Use supporting sentences to fill in details

After you identify your topic sentence, write supporting sentences. Make each of these supply specific details about the ideas in the topic sentence. Think of what supports the topic sentence. Who? What? Where? When? Why? How? and How much? Give statistics, results, conclusions, or recommendations that back up the topic sentence.

Only use two or three major supporting ideas. Include the less important evidence as subordinate clauses and modifiers.

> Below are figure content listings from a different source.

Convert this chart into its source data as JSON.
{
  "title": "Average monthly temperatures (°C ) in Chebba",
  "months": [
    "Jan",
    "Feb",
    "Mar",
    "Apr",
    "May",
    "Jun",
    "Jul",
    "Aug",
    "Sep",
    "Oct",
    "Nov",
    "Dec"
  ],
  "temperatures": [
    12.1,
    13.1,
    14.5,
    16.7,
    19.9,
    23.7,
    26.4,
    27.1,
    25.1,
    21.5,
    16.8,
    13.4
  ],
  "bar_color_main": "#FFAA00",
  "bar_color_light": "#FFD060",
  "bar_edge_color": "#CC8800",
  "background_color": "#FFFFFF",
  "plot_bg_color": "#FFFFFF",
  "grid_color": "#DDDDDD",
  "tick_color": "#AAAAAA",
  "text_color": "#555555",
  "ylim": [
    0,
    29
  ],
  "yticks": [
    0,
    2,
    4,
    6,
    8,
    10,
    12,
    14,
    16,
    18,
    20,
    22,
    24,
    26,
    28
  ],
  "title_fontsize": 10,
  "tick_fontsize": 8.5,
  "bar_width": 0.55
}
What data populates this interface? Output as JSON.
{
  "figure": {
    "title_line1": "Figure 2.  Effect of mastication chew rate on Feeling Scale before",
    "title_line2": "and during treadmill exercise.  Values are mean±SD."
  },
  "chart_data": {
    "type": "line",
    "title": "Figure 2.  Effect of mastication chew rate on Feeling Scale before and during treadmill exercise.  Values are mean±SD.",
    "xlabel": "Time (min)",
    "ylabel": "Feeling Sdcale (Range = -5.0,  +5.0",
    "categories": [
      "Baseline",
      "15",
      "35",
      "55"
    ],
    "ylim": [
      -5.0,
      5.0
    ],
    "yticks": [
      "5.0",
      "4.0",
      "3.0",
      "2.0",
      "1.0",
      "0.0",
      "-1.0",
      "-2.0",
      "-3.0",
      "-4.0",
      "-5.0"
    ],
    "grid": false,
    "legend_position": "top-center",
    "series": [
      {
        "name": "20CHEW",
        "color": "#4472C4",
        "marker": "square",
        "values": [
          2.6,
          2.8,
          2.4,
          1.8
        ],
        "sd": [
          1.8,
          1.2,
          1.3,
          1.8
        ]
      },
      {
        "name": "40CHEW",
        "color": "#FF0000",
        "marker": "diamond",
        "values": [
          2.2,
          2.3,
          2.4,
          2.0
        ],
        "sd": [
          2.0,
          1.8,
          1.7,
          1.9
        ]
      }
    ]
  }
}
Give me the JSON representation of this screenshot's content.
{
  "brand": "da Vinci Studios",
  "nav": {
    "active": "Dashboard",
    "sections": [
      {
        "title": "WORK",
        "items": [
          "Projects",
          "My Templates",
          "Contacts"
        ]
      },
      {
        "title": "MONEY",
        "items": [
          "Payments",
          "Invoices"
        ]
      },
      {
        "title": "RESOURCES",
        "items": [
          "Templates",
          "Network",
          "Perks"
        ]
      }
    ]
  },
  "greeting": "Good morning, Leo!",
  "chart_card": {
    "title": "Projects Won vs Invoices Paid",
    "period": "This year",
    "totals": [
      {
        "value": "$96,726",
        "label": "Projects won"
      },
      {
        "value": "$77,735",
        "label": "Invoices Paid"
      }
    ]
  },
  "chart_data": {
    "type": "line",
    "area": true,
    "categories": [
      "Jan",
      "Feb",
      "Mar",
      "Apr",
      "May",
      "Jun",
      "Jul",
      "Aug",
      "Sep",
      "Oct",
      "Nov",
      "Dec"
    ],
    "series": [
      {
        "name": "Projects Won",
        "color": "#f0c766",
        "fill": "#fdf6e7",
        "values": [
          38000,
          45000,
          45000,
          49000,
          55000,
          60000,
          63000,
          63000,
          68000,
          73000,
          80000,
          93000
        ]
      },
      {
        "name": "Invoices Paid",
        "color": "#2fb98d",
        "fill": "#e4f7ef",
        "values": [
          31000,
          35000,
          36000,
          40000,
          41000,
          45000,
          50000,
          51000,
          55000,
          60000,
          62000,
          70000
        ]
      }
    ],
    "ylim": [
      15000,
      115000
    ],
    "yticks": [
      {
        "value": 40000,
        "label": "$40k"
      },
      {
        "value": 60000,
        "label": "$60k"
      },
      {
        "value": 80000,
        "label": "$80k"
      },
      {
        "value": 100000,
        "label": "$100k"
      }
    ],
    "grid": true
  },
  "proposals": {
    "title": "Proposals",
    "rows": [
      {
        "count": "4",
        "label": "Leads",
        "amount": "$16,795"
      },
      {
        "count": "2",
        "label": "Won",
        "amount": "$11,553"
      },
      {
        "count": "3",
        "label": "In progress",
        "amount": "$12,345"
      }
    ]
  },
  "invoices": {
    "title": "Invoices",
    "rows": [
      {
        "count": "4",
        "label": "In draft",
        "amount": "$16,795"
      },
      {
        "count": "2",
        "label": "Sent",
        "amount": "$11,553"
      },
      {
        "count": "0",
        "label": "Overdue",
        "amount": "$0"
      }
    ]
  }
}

The Transition holds it together

Arrange the supporting sentences in a logical sequence after the topic sentence. Add whatever transition is needed to connect the supporting sentences to the topic sentence and to connect ideas within the sentences to each other. Rewrite the sentences to improve the connections.

The Tricks

  • Write the abstract only when the document is finished. Abstracts written before then are just previews.
  • If you are forced to write an abstract before the document is completed, think about its purpose and write a topic sentence. Keep in mind that you'll need to rewrite the abstract when the document is finished because it will no longer accurately reflect the contents of the document.
  • Before starting the abstract, list your thoughts on the document. Group related items together. Prioritize the list and put the most important group first. The first few groups form the core of the topic sentence. The rest lead to supporting sentences.
  • If you can't create a topic sentence, write the supporting sentences first. The topic sentence may then become obvious.
  • Write for an audience not necessarily up to speed in your subject area. This is important because you never know who will read your abstract.
    Choose acronyms, abbreviations, and technical terms carefully as they may confuse many readers.
  • Define the scope of the project in the abstract.
  • Reread your abstract after several days have passed.
  • Remove all superfluous information.

Your Result

Your abstract is now of use to the reader. This technique works for documents of any length from a couple of pages to multi-volumes. It also works for letters, reports, articles, scripts, and anything else you have to write.